God’s glory shines brightest in darkness.

Sometimes, a believer’s unusual act of sacrifice and love stands out so sharply that a world that rejects or dismisses God can’t help but take notice.  At such moments, God is glorified.

Such acts are not only rare, they are against the wisdom of the world.

At a prayer gathering this week, a friend reminded us of the murder of a high school student in Taber, Alberta in 1999.  He was shot by another teenager just after the Columbine, Colorado killings.

The murdered boy’s father was Rev. Dale Lang, an Anglican minister in Taber. His response was not of this world: He and his wife forgave the killer.  Not only that, he reached out to the young killer, seeking to help him.

Years later, this act of forgiveness is burned into my memory and that of many others.  It forces me to examine my own heart.  Rev. Lang could forgive his son’s killer – am I able to forgive much smaller hurts?

Rev. Lang is a believer.  He did what Christ did long before him while dying on the cross.  As Jesus hung on the cross, he looked down at his tormentors and said: “Father, forgive them for they don’t know what they’re doing.” (Luke 23:34)

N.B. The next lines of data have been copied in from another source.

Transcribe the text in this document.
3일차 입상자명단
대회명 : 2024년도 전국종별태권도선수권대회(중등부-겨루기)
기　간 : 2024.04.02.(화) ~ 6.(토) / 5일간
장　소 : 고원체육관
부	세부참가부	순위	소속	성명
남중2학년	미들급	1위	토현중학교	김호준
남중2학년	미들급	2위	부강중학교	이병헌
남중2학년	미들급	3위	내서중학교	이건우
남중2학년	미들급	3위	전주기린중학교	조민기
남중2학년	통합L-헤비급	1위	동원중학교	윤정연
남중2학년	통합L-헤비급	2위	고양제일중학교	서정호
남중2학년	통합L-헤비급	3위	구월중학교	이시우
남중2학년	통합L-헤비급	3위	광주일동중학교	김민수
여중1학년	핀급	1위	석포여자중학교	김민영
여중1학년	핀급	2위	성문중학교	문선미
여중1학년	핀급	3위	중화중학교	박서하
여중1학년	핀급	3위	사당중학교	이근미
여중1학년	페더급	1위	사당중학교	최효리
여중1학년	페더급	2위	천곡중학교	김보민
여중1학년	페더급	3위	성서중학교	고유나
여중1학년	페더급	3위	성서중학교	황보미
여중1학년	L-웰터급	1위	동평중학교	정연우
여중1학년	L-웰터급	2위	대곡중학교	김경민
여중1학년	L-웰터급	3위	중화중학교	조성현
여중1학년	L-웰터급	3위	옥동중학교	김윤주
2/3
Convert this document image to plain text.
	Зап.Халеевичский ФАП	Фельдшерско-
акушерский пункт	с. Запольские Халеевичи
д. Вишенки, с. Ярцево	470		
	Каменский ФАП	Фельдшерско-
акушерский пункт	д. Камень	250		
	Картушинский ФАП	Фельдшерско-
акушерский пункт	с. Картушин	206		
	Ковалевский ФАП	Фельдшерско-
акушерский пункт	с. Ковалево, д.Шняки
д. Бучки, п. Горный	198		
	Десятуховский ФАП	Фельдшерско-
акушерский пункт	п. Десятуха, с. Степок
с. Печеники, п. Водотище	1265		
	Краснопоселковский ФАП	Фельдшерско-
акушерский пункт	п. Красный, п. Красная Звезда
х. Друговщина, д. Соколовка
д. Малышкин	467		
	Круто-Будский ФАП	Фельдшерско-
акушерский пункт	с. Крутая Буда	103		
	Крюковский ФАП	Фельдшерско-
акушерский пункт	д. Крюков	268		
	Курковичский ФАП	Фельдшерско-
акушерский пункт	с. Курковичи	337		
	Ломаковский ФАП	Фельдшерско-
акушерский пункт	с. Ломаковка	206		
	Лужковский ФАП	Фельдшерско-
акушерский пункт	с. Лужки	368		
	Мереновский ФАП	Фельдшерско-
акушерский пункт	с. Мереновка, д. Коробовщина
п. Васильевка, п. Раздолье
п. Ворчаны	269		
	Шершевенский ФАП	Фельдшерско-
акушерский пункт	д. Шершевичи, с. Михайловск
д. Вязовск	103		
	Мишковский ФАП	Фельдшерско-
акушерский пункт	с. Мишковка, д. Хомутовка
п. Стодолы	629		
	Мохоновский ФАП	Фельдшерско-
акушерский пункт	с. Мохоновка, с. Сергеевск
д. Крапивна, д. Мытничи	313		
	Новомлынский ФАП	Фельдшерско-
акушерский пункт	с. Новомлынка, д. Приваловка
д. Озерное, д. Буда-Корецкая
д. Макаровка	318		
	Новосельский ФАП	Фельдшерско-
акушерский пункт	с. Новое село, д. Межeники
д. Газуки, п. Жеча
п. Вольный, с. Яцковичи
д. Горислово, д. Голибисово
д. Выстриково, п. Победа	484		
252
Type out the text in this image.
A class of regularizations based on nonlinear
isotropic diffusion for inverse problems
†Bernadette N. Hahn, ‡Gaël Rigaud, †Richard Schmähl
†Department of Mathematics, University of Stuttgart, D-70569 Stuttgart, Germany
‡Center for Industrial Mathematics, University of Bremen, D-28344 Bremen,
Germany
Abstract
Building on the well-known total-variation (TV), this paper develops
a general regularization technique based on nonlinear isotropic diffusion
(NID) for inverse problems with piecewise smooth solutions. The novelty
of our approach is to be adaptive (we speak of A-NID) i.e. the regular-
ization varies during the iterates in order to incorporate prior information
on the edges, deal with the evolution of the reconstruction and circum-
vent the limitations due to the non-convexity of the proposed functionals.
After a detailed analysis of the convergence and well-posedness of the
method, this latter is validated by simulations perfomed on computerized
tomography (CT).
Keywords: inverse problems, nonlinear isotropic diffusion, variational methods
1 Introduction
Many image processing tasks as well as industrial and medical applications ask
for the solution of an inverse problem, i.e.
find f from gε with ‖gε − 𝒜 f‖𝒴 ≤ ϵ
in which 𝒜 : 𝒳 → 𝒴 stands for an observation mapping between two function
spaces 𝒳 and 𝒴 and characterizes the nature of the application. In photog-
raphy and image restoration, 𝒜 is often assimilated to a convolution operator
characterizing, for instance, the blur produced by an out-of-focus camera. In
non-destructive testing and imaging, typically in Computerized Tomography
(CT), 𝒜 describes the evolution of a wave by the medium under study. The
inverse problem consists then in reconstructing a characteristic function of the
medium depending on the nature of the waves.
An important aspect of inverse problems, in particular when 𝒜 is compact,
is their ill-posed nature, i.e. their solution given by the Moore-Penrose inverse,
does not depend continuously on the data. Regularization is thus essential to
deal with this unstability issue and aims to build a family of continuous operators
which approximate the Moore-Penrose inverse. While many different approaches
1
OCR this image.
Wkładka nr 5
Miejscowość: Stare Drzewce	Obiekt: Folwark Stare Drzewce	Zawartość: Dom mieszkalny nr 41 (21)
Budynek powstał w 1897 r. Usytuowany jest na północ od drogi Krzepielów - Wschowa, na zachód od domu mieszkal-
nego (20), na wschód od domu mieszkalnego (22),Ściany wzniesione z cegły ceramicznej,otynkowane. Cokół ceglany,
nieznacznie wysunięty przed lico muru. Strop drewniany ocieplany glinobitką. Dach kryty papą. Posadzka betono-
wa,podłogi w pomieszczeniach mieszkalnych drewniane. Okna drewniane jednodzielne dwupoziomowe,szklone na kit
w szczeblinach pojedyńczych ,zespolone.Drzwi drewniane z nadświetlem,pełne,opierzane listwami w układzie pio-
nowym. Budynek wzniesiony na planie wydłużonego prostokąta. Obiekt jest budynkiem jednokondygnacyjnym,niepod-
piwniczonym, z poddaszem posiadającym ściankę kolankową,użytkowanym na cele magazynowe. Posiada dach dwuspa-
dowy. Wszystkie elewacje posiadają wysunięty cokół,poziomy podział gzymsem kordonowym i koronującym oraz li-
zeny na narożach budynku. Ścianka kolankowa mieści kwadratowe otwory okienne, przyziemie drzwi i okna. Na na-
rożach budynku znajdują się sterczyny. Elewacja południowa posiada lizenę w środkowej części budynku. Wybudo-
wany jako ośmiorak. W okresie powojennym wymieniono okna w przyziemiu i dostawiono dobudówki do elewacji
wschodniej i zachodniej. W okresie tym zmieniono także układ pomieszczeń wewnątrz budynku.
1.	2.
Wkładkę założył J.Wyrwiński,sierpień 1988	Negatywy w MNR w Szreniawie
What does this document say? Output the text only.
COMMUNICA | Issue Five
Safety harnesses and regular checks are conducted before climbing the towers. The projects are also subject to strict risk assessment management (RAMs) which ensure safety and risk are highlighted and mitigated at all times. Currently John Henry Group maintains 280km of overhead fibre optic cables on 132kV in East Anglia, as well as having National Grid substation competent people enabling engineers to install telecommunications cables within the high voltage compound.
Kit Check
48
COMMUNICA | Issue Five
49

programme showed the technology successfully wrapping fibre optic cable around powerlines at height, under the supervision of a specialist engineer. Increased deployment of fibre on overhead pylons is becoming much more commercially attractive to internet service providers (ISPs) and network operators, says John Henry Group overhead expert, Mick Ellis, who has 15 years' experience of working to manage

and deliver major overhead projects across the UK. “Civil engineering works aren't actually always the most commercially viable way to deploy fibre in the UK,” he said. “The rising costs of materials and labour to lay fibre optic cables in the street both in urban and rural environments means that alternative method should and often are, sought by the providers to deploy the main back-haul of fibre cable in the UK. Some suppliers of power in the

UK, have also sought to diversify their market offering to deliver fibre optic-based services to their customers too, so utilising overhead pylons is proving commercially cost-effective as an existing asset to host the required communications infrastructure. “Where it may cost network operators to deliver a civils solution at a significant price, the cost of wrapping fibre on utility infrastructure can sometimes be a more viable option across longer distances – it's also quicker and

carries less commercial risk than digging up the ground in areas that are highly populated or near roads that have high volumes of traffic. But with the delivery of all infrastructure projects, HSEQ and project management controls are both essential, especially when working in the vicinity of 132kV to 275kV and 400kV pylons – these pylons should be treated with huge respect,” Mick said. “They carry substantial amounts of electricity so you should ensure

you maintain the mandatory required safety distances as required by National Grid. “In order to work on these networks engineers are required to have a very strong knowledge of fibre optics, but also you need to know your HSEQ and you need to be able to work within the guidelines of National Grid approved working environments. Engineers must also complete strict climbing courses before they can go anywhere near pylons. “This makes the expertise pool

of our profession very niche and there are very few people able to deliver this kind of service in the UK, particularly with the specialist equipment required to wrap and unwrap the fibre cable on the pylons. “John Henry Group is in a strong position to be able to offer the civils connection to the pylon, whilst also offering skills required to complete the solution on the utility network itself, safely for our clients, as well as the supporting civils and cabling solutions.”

Followers of Christ are called to live a life that is unnatural.  It is a life they can’t live by their own power or ability.

I know that well.  I am not sure I could do what Rev. Lang did.  Thankfully, I have never faced such a terrible decision.  But I also know that God is able to do through me what I can’t do myself.

It is wonderful when an act of forgiveness or kindness or sacrifice penetrates even the hardest heart and opens minds to the power of God.  And his glory.